Almost everyone in that list either disappeared mysteriously, was arrested or killed except for two suspects – Abdifataha Abubakar Abdi aka Musa Muhajir and Mahir Khalid Riziki.

Mahir Khalid Riziki is one of the suspects

Whereas, in March 2018, Muhajir was included by the US in the list of global terrorists, Riziki’s name never featured on any most wanted terror lists since 2016.

One of the arguments put forward by the detectives investigating the Tuesday attacks is that terrorists have become better at covert communications.

But, information obtained after the arrest of Suhaila Mwalim Bakari is that she communicated with her husband on mobile phone as early as this year.

Authorities say that the suicide bomber was a member of Jaysh Al Ayman, an elite of Al-Shabaab, notoriously connected to the foiled Baure attack on the Kenya Defence Forces in 2015 and the Mpeketoni attack a year earlier.

Regional body Igad says that Jaysh Ayman was formed in late 2013 by then-Al-Shabaab leader Ahmed Abdi Godane as an elite unit specially formed to conduct attacks in Kenya.

Riziki joined the terror group after being radicalised at the Masjid Musa mosque in the notorious Majengo neighbourhood in Mombasa, after being influenced by Sheikh Iman Ali, the Kenyan Al-Shabaab commander who masterminded the El Adde attack in 2015.

The 25-year-old jihadist joined the group after dropping out in form one at Bhadala Secondary School in Mombasa in 2011.

He later got married to Ms Bakari in 2012. Riziki would then operate a tuk tuk for some time before fully joining the radical group at Masjid Musa mosque from where he was recruited.

It’s here that he met Ramadhan Hamisi Kufungwa, another recruit of Sheikh Iman Ali whose video following the El Adde attack went viral.

For sometime, Riziki operated in the Jaysh Al Ayman cell based in Boni Forest before crossing over to Somalia to join the Al-Shabaab between 2013 and 2014.

In mid-2014, Riziki came to the radar of the police after he escaped a police raid at Masjid Musa in Majengo together with his associate, only identified by his nickname Rambo.
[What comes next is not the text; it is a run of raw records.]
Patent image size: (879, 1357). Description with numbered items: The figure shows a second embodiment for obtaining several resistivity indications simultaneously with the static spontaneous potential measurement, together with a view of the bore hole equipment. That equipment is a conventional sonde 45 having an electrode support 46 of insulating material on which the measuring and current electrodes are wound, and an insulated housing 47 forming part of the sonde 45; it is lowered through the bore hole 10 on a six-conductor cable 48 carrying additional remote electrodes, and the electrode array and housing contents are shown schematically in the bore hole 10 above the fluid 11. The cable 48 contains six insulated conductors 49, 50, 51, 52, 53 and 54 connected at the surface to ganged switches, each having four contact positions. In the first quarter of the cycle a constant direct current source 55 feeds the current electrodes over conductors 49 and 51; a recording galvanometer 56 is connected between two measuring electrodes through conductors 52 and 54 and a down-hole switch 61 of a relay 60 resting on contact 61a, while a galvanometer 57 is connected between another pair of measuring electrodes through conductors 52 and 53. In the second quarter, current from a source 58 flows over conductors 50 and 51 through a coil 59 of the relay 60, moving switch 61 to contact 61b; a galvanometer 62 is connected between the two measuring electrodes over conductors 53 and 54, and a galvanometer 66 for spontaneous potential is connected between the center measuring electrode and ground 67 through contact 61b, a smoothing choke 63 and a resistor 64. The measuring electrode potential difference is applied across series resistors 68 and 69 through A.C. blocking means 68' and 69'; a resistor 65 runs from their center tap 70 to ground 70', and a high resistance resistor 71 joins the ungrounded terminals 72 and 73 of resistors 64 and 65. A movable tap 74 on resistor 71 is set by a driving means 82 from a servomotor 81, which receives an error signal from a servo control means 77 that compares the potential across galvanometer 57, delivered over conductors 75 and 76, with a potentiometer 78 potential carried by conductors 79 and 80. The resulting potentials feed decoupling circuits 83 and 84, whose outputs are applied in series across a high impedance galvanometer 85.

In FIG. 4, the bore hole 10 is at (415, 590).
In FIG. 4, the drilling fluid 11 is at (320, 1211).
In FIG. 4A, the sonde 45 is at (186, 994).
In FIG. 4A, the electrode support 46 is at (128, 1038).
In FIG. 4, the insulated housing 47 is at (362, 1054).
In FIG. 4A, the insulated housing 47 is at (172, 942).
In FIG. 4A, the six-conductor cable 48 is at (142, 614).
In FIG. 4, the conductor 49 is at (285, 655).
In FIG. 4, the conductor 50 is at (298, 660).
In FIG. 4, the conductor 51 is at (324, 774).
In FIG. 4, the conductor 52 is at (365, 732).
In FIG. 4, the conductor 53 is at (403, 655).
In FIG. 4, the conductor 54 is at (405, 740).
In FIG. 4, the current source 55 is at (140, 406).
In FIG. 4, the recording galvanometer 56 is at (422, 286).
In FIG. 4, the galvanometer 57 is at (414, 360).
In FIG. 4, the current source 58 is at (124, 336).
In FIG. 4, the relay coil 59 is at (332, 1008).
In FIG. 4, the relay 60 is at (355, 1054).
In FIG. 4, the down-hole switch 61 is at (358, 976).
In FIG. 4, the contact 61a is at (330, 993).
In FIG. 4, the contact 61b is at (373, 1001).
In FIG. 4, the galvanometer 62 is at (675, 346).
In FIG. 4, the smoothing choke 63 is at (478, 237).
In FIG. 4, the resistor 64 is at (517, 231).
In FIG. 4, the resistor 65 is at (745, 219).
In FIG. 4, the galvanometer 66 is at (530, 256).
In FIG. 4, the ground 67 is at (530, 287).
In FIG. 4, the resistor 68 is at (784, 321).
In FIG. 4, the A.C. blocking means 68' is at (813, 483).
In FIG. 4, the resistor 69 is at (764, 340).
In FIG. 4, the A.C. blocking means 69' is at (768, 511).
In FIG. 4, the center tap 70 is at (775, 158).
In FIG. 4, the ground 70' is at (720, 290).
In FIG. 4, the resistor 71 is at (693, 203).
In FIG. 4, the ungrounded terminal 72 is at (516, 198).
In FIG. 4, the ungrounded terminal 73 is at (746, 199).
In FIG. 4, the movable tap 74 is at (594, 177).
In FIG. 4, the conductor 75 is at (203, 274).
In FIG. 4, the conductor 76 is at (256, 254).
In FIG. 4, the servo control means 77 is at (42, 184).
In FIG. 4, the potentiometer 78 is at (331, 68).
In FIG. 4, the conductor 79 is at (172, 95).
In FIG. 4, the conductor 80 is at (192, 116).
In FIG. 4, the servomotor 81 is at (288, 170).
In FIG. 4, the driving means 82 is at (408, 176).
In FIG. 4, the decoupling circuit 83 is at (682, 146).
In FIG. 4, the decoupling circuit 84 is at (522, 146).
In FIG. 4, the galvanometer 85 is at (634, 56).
“The two were involved in the attack of a police officer at Royal Court in Mombasa,” said a police source. Rambo’s whereabouts remain unknown to date.

Security agents say that Riziki suffered bullet wounds on the leg during the escape and was admitted to a Mombasa hospital before his accomplices managed to smuggle him out of the facility. He later fled to neighbouring Tanzania.

Police believe that he travelled for jihadism in Yemen from Tanzania only to resurface after his photo was released by the police in 2015 following the Garissa University attacks.

He was never to be seen until last week when he was captured on video detonating his suicide vest at 14 Riverside Drive.